Inova Technology
November 6, 2012
United States Securities and Exchange Commission
Attn: Dietrich King & Daniel Leslie
Mail Room 4561
Washington, D.C. 20549
Re: Inova Technology, Inc.
Amendment No. 4 to Registration Statement on Form S-1
Filed October 18 2012
File No. 333-182813
Dear: Mr. King & Ms. Ransom:
In response to your letter dated, November 1, 2012, regarding the above referenced filing of Inova Technology, Inc. (the Company), we are submitting this amendment on Form S-1/A#4 with an original copy and one marked copy. In the marked copy we have indicated which comment the revision is in response to in parenthesis. We believe these amendments should solve the problems raised in your comments.
General
1. | Please revise your disclosure to consistently use item numbers, headings, and page number references in your table of contents and throughout your registration statement. |
We have revised these items.
2. | We note your response to comment 1 in our letter dated October 10, 2012 as well as the numerous revisions you made to your disclosure.
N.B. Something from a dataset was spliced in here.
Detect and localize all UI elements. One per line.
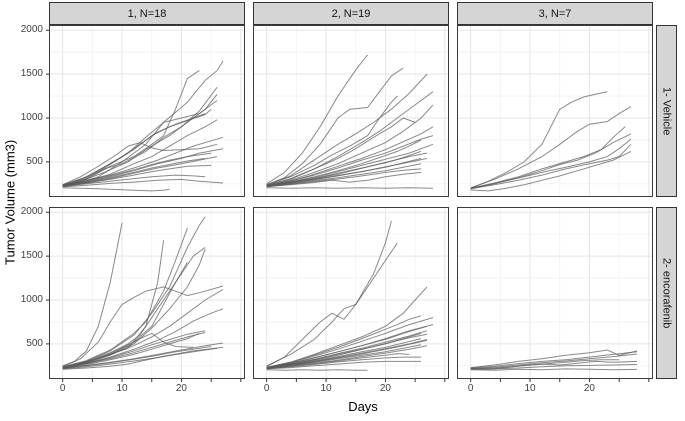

We continue to note disclosure in your registration statement that is duplicative of other information in your registration statement and appears to have been pulled from your annual report. By way of example only, we note the following: |
| Item 2. Management Discussion and Analysis located on page 61 along with the paragraph under this heading, and |
Bob Bates
Inova Technology, Inc.
November 1, 2012
Page 2
| · | Liquidity and Capital Resources located on page 61 along with all of the paragraphs under this heading. |
Please further revise your disclosure to remove these and similar disclosures as needed. We further note that you have deleted from page 61 of your registration statement the disclosure labeled "Item 13. Other Expenses of Issuance and Distribution." Please add back this disclosure as it is required by Item 13 of Form S-1.
We have made these corrections
Prospectus Cover Page, page 1
3. | We note your response to comment 2 in our letter dated October 10, 2012 stating that "the offering period is for a minimum of 9 months, with a possible 6 month extension"(underline in original). However, we note that your disclosure retains the statement that the offering period will "continue unless earlier terminated," implying that you have a right to terminate the offering period early. Please revise this statement to remove any implication that you have the right to terminate the offering prior to the expiration of the offering period. |
We have clarified this wording
4. | We note your response to comment 4 in our letter dated October 10, 2012 as well as the revisions you made to your beneficial ownership table. Please further revise your beneficial ownership table to list each owner of more than 5% of your common stock, the number of shares owned, and the percentage of beneficial ownership. Please see Item 403 of Regulation S-K. |
We have expanded the table to correct this
Description of Business, page 12
5. | We note your disclosure in the penultimate paragraph on page 12 that your "adjusted EBITDA has been strong, at $500,000 to $1.5 million per year." However, we note your disclosure on page 22 that your adjusted EBITDA for the year ended April 30, 2012 was $207,330 and for the year ended April 30, 2011 was $1,595,053. Please revise your disclosure on page 12 to correct the low end of the range and to identify the years covered by the range. |
We have clarified our wording
Item 16. Exhibits, page 62
6. | We note your response to comment 11 in our letter dated October 10, 2012 as well as the revisions made to your exhibit index. Please file your bylaws as Exhibit 3.2. |
We have added this exhibit
Exhibit 5.1
7. | We note your response to comment 12 in our letter dated October 10, 2012, as well as the revisions to counsel’s opinion. As revised, the second and third paragraphs of the opinion suggest that counsel’s validity opinion is based solely on counsel’s examination of your certificate of incorporation, your bylaws and the noted resolutions and, for |
Bob Bates
Inova Technology, Inc.
November 1, 2012
Page 3
example, does not take into consideration Nevada law. As so limited, the opinion still does not appear to comply with Item 601(b)(5) of Regulation S-K. Please have counsel revise its opinion accordingly. Please refer to Section II.B.1.a. of Staff Legal Bulletin 19, which is available on our website.
We have updated the opinion letter
We hope that this amendment satisfies your concerns. Please let us know if you have any further comments.